While the jury on consumer drones is still out, unmanned aerial vehicles (UAVs) are fast becoming an important tool in global delivery networks. Take Zipline as a prime example: since 2016, the Californian company has used unmanned aircraft to deliver critical medicines and blood to hospitals over huge distances in Rwanda.

According to the Financial Times, the Silicon Valley startup is drastically expanding its presence in Africa, mobilzing what will become the world's largest drone delivery network to transport "150 different medicines," vaccines and blood to 2,000 clinics in remote parts of Ghana.

Vaccines for polio, tetanus and diptheria -- all of which are supplied by the World Health Organisation's Expanded Project on Immunisation -- will be some of the treatments made available to Ghanian clinicians as part of the expansion. Health workers will be able to place an order via text message and receive a delivery via parachute within 30 minutes.

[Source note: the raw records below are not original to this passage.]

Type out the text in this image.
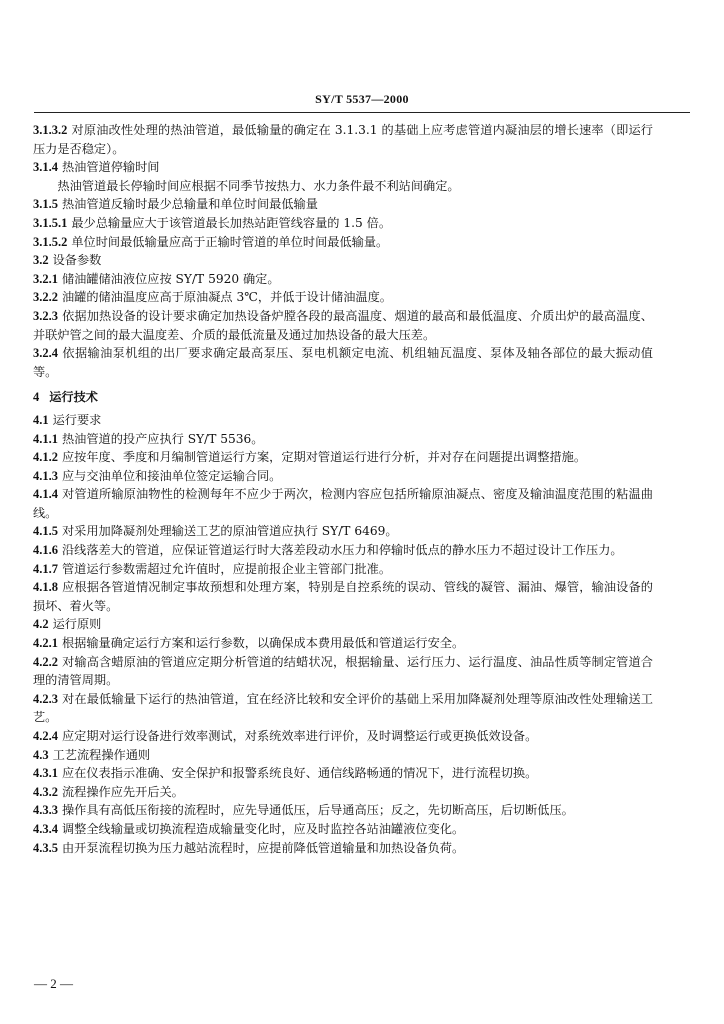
SY/T 5537—2000

3.1.3.2 对原油改性处理的热油管道，最低输量的确定在 3.1.3.1 的基础上应考虑管道内凝油层的增长速率（即运行压力是否稳定）。

3.1.4 热油管道停输时间

热油管道最长停输时间应根据不同季节按热力、水力条件最不利站间确定。

3.1.5 热油管道反输时最少总输量和单位时间最低输量

3.1.5.1 最少总输量应大于该管道最长加热站距管线容量的 1.5 倍。

3.1.5.2 单位时间最低输量应高于正输时管道的单位时间最低输量。

3.2 设备参数

3.2.1 储油罐储油液位应按 SY/T 5920 确定。

3.2.2 油罐的储油温度应高于原油凝点 3℃，并低于设计储油温度。

3.2.3 依据加热设备的设计要求确定加热设备炉膛各段的最高温度、烟道的最高和最低温度、介质出炉的最高温度、并联炉管之间的最大温度差、介质的最低流量及通过加热设备的最大压差。

3.2.4 依据输油泵机组的出厂要求确定最高泵压、泵电机额定电流、机组轴瓦温度、泵体及轴各部位的最大振动值等。

4 运行技术

4.1 运行要求

4.1.1 热油管道的投产应执行 SY/T 5536。

4.1.2 应按年度、季度和月编制管道运行方案，定期对管道运行进行分析，并对存在问题提出调整措施。

4.1.3 应与交油单位和接油单位签定运输合同。

4.1.4 对管道所输原油物性的检测每年不应少于两次，检测内容应包括所输原油凝点、密度及输油温度范围的粘温曲线。

4.1.5 对采用加降凝剂处理输送工艺的原油管道应执行 SY/T 6469。

4.1.6 沿线落差大的管道，应保证管道运行时大落差段动水压力和停输时低点的静水压力不超过设计工作压力。

4.1.7 管道运行参数需超过允许值时，应提前报企业主管部门批准。

4.1.8 应根据各管道情况制定事故预想和处理方案，特别是自控系统的误动、管线的凝管、漏油、爆管，输油设备的损坏、着火等。

4.2 运行原则

4.2.1 根据输量确定运行方案和运行参数，以确保成本费用最低和管道运行安全。

4.2.2 对输高含蜡原油的管道应定期分析管道的结蜡状况，根据输量、运行压力、运行温度、油品性质等制定管道合理的清管周期。

4.2.3 对在最低输量下运行的热油管道，宜在经济比较和安全评价的基础上采用加降凝剂处理等原油改性处理输送工艺。

4.2.4 应定期对运行设备进行效率测试，对系统效率进行评价，及时调整运行或更换低效设备。

4.3 工艺流程操作通则

4.3.1 应在仪表指示准确、安全保护和报警系统良好、通信线路畅通的情况下，进行流程切换。

4.3.2 流程操作应先开后关。

4.3.3 操作具有高低压衔接的流程时，应先导通低压，后导通高压；反之，先切断高压，后切断低压。

4.3.4 调整全线输量或切换流程造成输量变化时，应及时监控各站油罐液位变化。

4.3.5 由开泵流程切换为压力越站流程时，应提前降低管道输量和加热设备负荷。

— 2 —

The range of the "Zip" drone hasn't changed much over the past two years -- averaging around 160 kilometers. The aircraft is swift, however, reaching speeds of 110km per hour. Given that local hospitals can be remote and often lack adequate supplies of critical treatments, Zipline can provide a service that doesn't require new infrastructure or setting up new supply routes.

"What this is going to show is that you can reach every GPS co-ordinate, you can serve everybody," Zipline CEO Keller Rinaudo told the Financial Times. "Every human in that region or country [can be] within a 15-25 minute delivery of any essential medical product — it's a different way of thinking about universal coverage."